Runtime Column Propagation in DataStage

Reading Time: 3 minutes

WHAT IS RCP IN DATASTAGE?

InfoSphere DataStage is also flexible about meta data. It can handle the situation in case meta data is not fully defined.

When we send the data from source to the target, sometimes we need to send only required columns. You can define part of your schema and specify that, if your job encounters additional columns that are not defined in the meta data when it actually runs, it will adopt these extra columns and propagate them through the rest of the job.  Which is called as Runtime Column Propagation (RCP).

RCP can be enabled for a project via the Administrator client, and set for individual links via the Output Page Columns tab for most stages, or in the Output page General tab for Transformer stages.
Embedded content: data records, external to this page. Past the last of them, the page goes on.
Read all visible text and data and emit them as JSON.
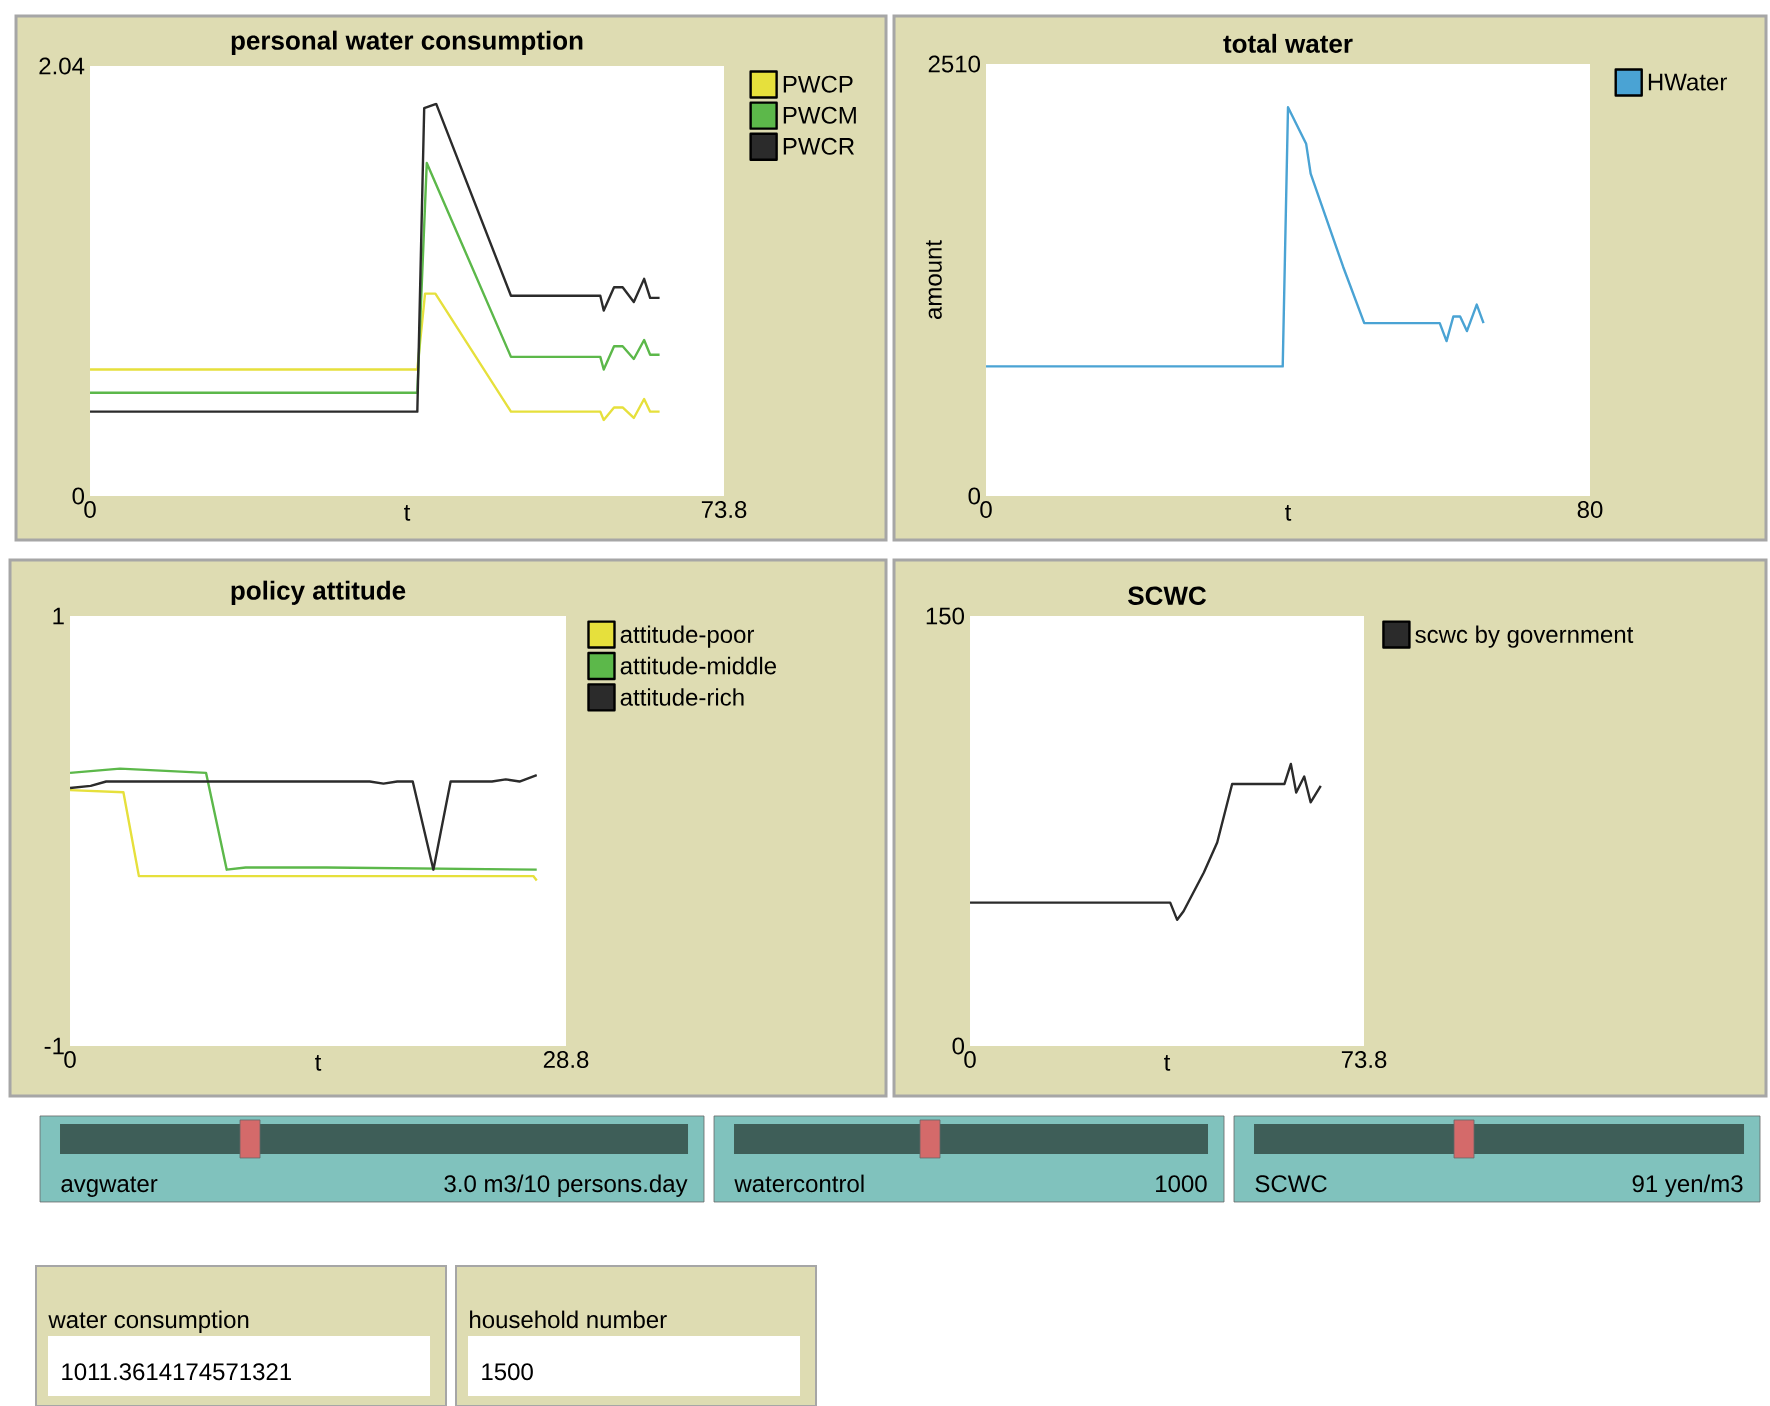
{
  "chart_data": [
    {
      "type": "line",
      "title": "personal water consumption",
      "xlabel": "t",
      "xlim": [
        0,
        73.8
      ],
      "ylim": [
        0,
        2.04
      ],
      "xticks": [
        0,
        73.8
      ],
      "yticks": [
        0,
        2.04
      ],
      "legend": "right",
      "series": [
        {
          "name": "PWCP",
          "color": "#e6e03c",
          "x": [
            0,
            38.1,
            39.0,
            40.2,
            49,
            59.4,
            59.8,
            61,
            62,
            63.3,
            64.5,
            65.2,
            66.3
          ],
          "values": [
            0.6,
            0.6,
            0.96,
            0.96,
            0.4,
            0.4,
            0.36,
            0.42,
            0.42,
            0.37,
            0.46,
            0.4,
            0.4
          ]
        },
        {
          "name": "PWCM",
          "color": "#5cb84a",
          "x": [
            0,
            38.1,
            39.2,
            49,
            59.4,
            59.8,
            61,
            62,
            63.3,
            64.5,
            65.2,
            66.3
          ],
          "values": [
            0.49,
            0.49,
            1.58,
            0.66,
            0.66,
            0.6,
            0.71,
            0.71,
            0.65,
            0.74,
            0.67,
            0.67
          ]
        },
        {
          "name": "PWCR",
          "color": "#2b2b2b",
          "x": [
            0,
            38.1,
            38.9,
            40.3,
            49,
            59.4,
            59.8,
            61,
            62,
            63.3,
            64.5,
            65.2,
            66.3
          ],
          "values": [
            0.4,
            0.4,
            1.84,
            1.86,
            0.95,
            0.95,
            0.88,
            0.99,
            0.99,
            0.92,
            1.03,
            0.94,
            0.94
          ]
        }
      ]
    },
    {
      "type": "line",
      "title": "total water",
      "xlabel": "t",
      "ylabel": "amount",
      "xlim": [
        0,
        80
      ],
      "ylim": [
        0,
        2510
      ],
      "xticks": [
        0,
        80
      ],
      "yticks": [
        0,
        2510
      ],
      "legend": "right",
      "series": [
        {
          "name": "HWater",
          "color": "#4aa3d4",
          "x": [
            0,
            39.3,
            40.0,
            42.4,
            43.0,
            47.3,
            50.1,
            60.1,
            61.0,
            61.9,
            62.8,
            63.7,
            65.0,
            65.9
          ],
          "values": [
            753,
            753,
            2259,
            2047,
            1873,
            1332,
            1004,
            1004,
            900,
            1043,
            1043,
            958,
            1112,
            1004
          ]
        }
      ]
    },
    {
      "type": "line",
      "title": "policy attitude",
      "xlabel": "t",
      "xlim": [
        0,
        28.8
      ],
      "ylim": [
        -1,
        1
      ],
      "xticks": [
        0,
        28.8
      ],
      "yticks": [
        -1,
        1
      ],
      "legend": "right",
      "series": [
        {
          "name": "attitude-poor",
          "color": "#e6e03c",
          "x": [
            0,
            3.1,
            4.0,
            26.9,
            27.1
          ],
          "values": [
            0.19,
            0.18,
            -0.21,
            -0.21,
            -0.23
          ]
        },
        {
          "name": "attitude-middle",
          "color": "#5cb84a",
          "x": [
            0,
            2.9,
            7.9,
            9.1,
            10.2,
            14.9,
            27.1
          ],
          "values": [
            0.27,
            0.29,
            0.27,
            -0.18,
            -0.17,
            -0.17,
            -0.18
          ]
        },
        {
          "name": "attitude-rich",
          "color": "#2b2b2b",
          "x": [
            0,
            1.2,
            2.1,
            17.4,
            18.2,
            19.0,
            19.9,
            21.1,
            22.1,
            24.5,
            25.3,
            26.1,
            27.1
          ],
          "values": [
            0.2,
            0.21,
            0.23,
            0.23,
            0.22,
            0.23,
            0.23,
            -0.18,
            0.23,
            0.23,
            0.24,
            0.23,
            0.26
          ]
        }
      ]
    },
    {
      "type": "line",
      "title": "SCWC",
      "xlabel": "t",
      "xlim": [
        0,
        73.8
      ],
      "ylim": [
        0,
        150
      ],
      "xticks": [
        0,
        73.8
      ],
      "yticks": [
        0,
        150
      ],
      "legend": "right",
      "series": [
        {
          "name": "scwc by government",
          "color": "#2b2b2b",
          "x": [
            0,
            37.5,
            38.8,
            40.0,
            43.8,
            46.3,
            49.1,
            58.9,
            60.1,
            61.1,
            62.6,
            63.8,
            65.7
          ],
          "values": [
            50,
            50,
            44,
            47,
            60.5,
            71,
            91.4,
            91.4,
            98.4,
            88.4,
            94,
            85,
            90.7
          ]
        }
      ]
    },
    {
      "type": "other",
      "annotations": [
        "avgwater",
        "3.0 m3/10 persons.day",
        "watercontrol",
        "1000",
        "SCWC",
        "91 yen/m3",
        "water consumption",
        "1011.3614174571321",
        "household number",
        "1500"
      ]
    }
  ]
}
RCP Enable/Disable done at:

Project level:  in Administrator project properties 

Job level: Job properties General tab

Stage/s:  Link Output Column tab

If run time column propagation is enabled in the DataStage Administrator, you can select the Run time column propagation to specify that columns encountered by a stage in a parallel job can be used even if they are not explicitly defined in the meta data. You should always ensure that run time column propagation is turned on if you want to use schema files to define column meta data.

Run time column propagation is used in case of partial schema usage. When we only know about the columns to be processed and we want all other columns to be propagated to target as they are.

USING RCP WITH SEQUENTIAL STAGES

Runtime column propagation (RCP) allows DataStage to be flexible about the columns you define in a job.

If RCP is enabled for a project, you can just define the columns you are interested in using in a job, but ask DataStage to propagate the other columns through the various stages.

So such columns can be extracted from the data source and end up on your data target without explicitly being operated on in between.

Sequential files, unlike most other data sources, do not have inherent column definitions, and so DataStage cannot always tell where there are extra columns that need propagating.

You can only use RCP on sequential files if you have used the Schema File property to specify a schema which describes all the columns in the sequential file.

You need to specify the same schema file for any similar stages in the job where you want to propagate columns. Stages that will require a schema file are:

Sequential File

File Set

External Source

External Target

Column Import

Column Export